Les quatre comédiens aux gueules de l’emploi, qui fleurent bon le maquis corse et la mafia marseillaise incarnent à merveille avec leur accent et leurs expressions fleuries cette bande de gangsters plus vraie que nature. Au programme, expressions fleuries et accents du sud.
Des loosers magnifiques
Ils rentrent tout juste d’une expédition de mise à mort complètement ratée : ils ont tué un handicapé, qui se trouve n’être pas du tout la personne initialement visée ! Dès lors, il leur faut trouver immédiatement un autre plan car la thune commence à manquer : c’est la crise dans le milieu des gangster aussi ! Il n’est donc pas facile de trouver une idée rapide à exécuter et rémunératrice.
Quand, à la lecture d’un Voici (comme quoi il n’y a pas de mauvaise littérature !) l’idée, la bonne, surgit : pourquoi ne pas kidnapper Sophie Marceau et exiger une demande de rançon auprès de son agent ?
Une grande démonstration du syndrome de Stockholm !
Sans trop en dévoiler, car tout le sel de cette histoire réside dans ses nombreux rebondissements et la surprise horrible et terriblement drôle de son twist final, sachez que rien ne fonctionnera comme prévu à commencer par une erreur sur la personne enlevée qui n’a rien à voir de près ou de loin avec Sophie Marceau, cette pauvre Joyceline Bompard qui a eut le malheur de se trouver au mauvais endroit (un salon d’esthétisme) au mauvais moment… En même temps avec un masque d’argile sur la tête, difficile de ne pas se tromper !
Une seule question se pose alors : faut-il la libérer ? La tuer ? Ou solution intermédiaire : la libérer après lui avoir crevé les yeux ?
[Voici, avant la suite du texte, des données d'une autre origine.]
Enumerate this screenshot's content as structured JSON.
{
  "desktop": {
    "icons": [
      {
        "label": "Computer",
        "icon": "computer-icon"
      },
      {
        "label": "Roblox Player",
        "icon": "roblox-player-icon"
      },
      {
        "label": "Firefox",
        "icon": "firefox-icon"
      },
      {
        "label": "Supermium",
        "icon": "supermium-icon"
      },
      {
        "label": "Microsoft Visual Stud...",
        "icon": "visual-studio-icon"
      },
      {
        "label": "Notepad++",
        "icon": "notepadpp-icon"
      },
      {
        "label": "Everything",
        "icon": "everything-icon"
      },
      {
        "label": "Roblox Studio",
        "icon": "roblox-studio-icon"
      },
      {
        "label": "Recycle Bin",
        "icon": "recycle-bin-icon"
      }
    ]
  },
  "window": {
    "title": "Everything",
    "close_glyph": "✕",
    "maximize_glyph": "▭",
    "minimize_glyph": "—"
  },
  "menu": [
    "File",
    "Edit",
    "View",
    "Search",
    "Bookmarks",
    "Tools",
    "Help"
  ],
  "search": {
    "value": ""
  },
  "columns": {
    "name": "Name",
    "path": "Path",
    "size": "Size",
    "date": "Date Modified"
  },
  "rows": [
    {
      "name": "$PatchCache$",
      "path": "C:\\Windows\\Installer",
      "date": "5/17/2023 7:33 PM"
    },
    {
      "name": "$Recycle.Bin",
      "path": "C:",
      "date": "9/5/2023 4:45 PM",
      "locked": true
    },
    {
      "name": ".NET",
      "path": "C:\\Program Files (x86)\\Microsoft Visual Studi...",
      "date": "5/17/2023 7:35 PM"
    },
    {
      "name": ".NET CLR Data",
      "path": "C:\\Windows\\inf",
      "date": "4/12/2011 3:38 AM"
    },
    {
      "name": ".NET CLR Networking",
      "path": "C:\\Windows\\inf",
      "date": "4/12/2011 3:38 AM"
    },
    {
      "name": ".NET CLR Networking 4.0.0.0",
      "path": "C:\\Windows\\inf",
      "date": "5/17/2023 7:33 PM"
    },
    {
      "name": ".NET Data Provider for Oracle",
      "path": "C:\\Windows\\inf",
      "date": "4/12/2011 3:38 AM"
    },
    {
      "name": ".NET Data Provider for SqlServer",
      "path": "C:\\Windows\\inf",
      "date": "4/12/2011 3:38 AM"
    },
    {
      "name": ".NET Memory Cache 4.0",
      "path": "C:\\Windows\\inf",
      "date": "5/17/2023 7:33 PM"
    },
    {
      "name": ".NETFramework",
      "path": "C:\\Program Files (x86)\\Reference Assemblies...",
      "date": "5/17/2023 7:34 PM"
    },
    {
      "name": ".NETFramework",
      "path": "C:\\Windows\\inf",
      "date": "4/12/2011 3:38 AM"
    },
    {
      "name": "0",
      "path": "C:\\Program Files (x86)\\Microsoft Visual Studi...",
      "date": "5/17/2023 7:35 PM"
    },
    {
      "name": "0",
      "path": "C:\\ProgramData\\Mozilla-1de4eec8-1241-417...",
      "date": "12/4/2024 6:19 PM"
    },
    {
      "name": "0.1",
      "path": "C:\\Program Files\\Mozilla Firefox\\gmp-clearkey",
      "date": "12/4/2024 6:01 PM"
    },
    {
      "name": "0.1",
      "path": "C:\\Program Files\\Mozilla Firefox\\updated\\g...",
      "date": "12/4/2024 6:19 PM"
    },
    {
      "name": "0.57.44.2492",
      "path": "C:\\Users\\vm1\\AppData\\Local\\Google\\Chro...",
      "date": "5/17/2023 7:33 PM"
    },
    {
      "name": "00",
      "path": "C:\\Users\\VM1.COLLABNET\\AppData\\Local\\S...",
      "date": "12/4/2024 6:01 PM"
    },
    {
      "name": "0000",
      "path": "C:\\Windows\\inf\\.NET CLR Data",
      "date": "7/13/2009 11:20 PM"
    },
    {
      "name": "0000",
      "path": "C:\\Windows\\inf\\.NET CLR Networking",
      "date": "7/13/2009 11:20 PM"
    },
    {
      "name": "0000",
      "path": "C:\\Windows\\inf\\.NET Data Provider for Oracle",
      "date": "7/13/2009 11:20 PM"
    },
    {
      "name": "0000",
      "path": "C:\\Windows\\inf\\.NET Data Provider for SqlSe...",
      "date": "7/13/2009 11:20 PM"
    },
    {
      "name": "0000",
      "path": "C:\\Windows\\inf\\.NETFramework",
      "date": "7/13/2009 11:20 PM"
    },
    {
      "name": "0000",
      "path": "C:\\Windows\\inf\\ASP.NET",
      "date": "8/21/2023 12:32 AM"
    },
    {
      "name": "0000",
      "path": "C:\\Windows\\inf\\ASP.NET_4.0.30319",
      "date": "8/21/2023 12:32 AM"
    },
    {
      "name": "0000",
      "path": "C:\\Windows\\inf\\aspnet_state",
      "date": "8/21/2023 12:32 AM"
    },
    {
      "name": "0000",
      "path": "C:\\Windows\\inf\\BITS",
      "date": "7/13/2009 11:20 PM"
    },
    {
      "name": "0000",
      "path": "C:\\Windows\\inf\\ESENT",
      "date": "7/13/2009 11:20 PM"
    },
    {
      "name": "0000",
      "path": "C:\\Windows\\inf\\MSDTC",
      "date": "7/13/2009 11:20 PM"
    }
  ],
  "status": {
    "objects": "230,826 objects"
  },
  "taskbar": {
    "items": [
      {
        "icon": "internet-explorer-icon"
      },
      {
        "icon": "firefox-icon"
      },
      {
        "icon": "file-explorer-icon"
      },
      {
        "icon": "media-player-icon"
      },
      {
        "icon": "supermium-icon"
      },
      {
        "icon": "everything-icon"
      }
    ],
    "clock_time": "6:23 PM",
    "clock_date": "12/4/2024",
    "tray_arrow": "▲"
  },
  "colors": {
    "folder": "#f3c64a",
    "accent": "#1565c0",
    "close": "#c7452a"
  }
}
Au fil des jours qui passent, des tergiversations, des parties de jeux société la situation de la jeune fille auprès de ces rustres va tout doucement glisser d’un rapport agressif et conflictuel à une relation proche de complicité amicale, un vrai syndrome de Stockholm incroyable !
Des spectateurs kidnappés pour leur plus grand plaisir
D’entrée nous sommes pris en otage affectif par ces quatre loosers, plongés direct au cœur de l’action et de ces personnages hauts en couleur.
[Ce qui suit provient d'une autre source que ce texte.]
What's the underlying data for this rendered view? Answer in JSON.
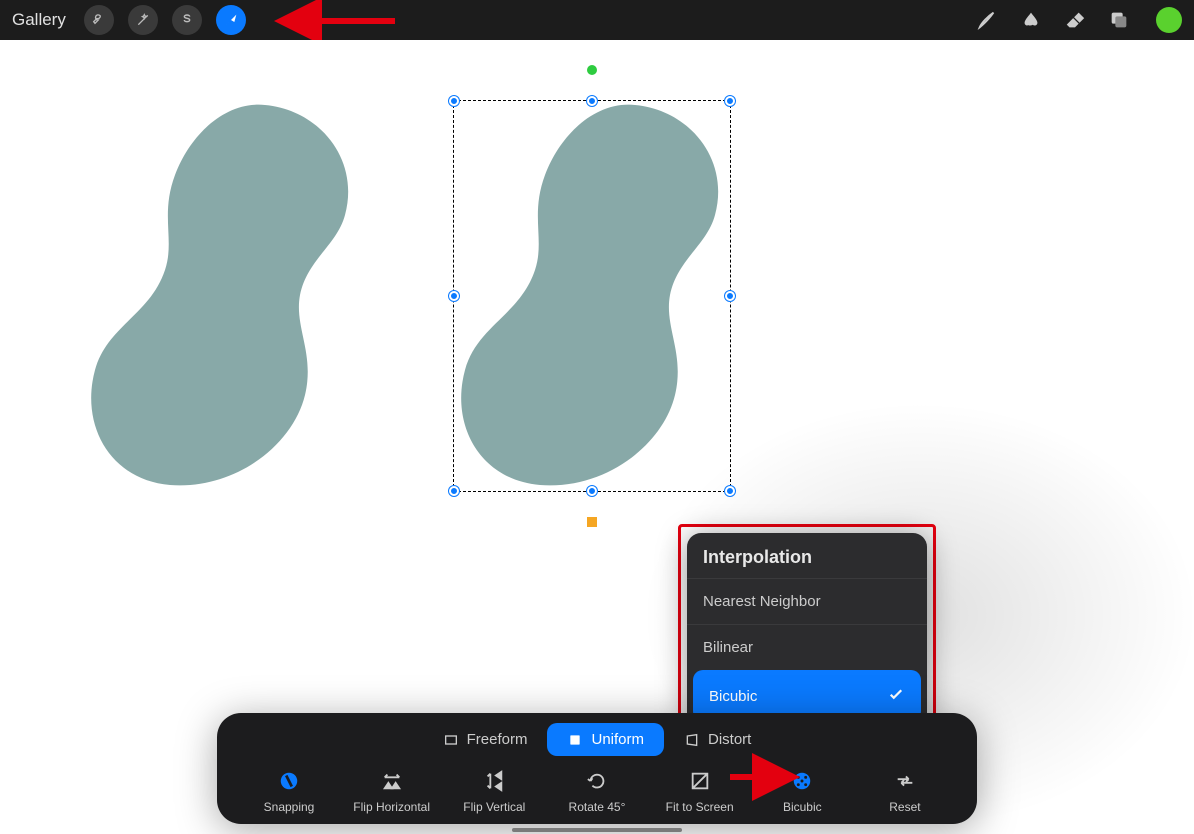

Très vite, tout comme l’héroine malheureuse, jouée par la drôle et truculente Aurélia Decker, nous allons tomber sous le charme de ces quatre magnifiques ratés au langage cru et imagé avec des répliques à l’emporte-pièce qui font mouche. Ils ne sont pas sans nous rappeler des « tontons flingueurs » de bonne mémoire.
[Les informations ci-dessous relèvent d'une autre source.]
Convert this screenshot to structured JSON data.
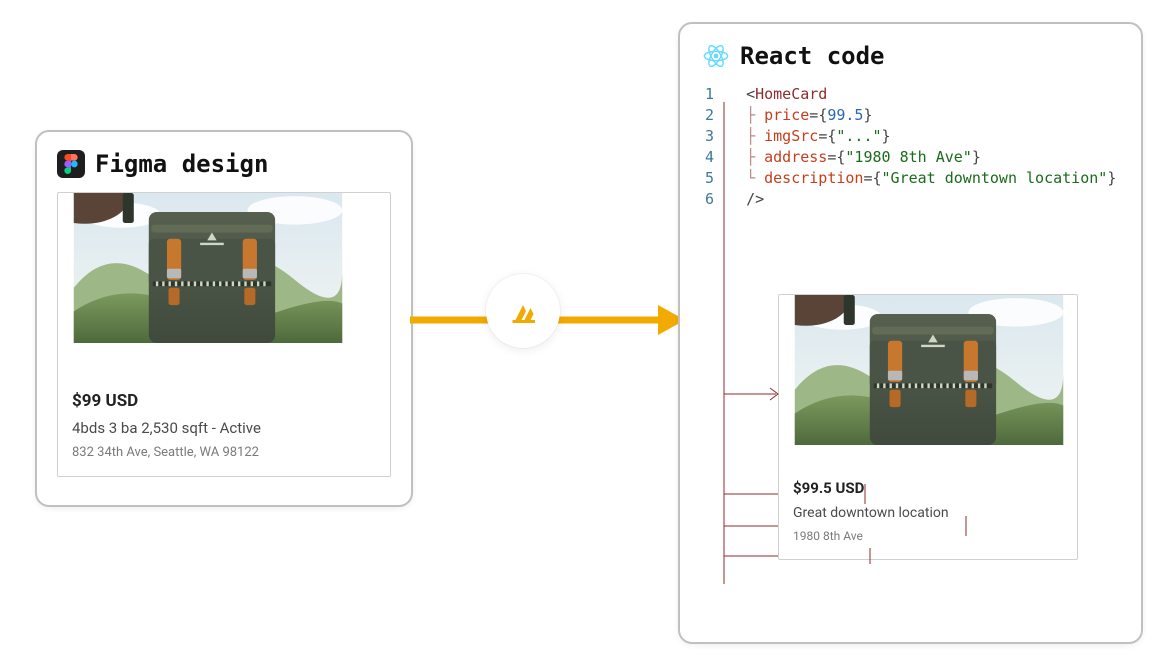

Le drolatique plein de bon senset pas très fûté Jean-François Perrone est étonnant de vérité, Philippe Corti en macho râleur au grand cœur, Denis Fraccini en chef de bande, dépassé par la bêtise incurable de ses camarades qui tentent de garder la tête froide au-dessus de la mêlée, irrésistible en intello citant Descartes. Enfin Eric Fraticelli en crétin magnifique, simplet et complètement gaffeur… qui a également signé ce texte et sa mise en scène.
Tous ces fabuleux acteurs contribuent à nous attacher à ces personnages qui, de pathétiques crétins, se révèlent malgré leurs faiblesses et leurs ratages, par d’infimes parts de vérités livrées avec parcimonie, par leur vélocité de répartie, leur humour, d’authentiques, maladroits, attendrissants êtres humains au grand cœur liés par un sens solide de l’amitié, avec lesquels on ne peut qu’entrer en empathie, laissant fuser nos nombreux rires et sourires.
Ce fiasco du siècle annoncé se révèle une très bonne soirée de théâtre pleine de bonne humeur avec la seule prétention de faire rire. Pour cette fois au moins, le « Clan » à parfaitement mené sa mission à bien !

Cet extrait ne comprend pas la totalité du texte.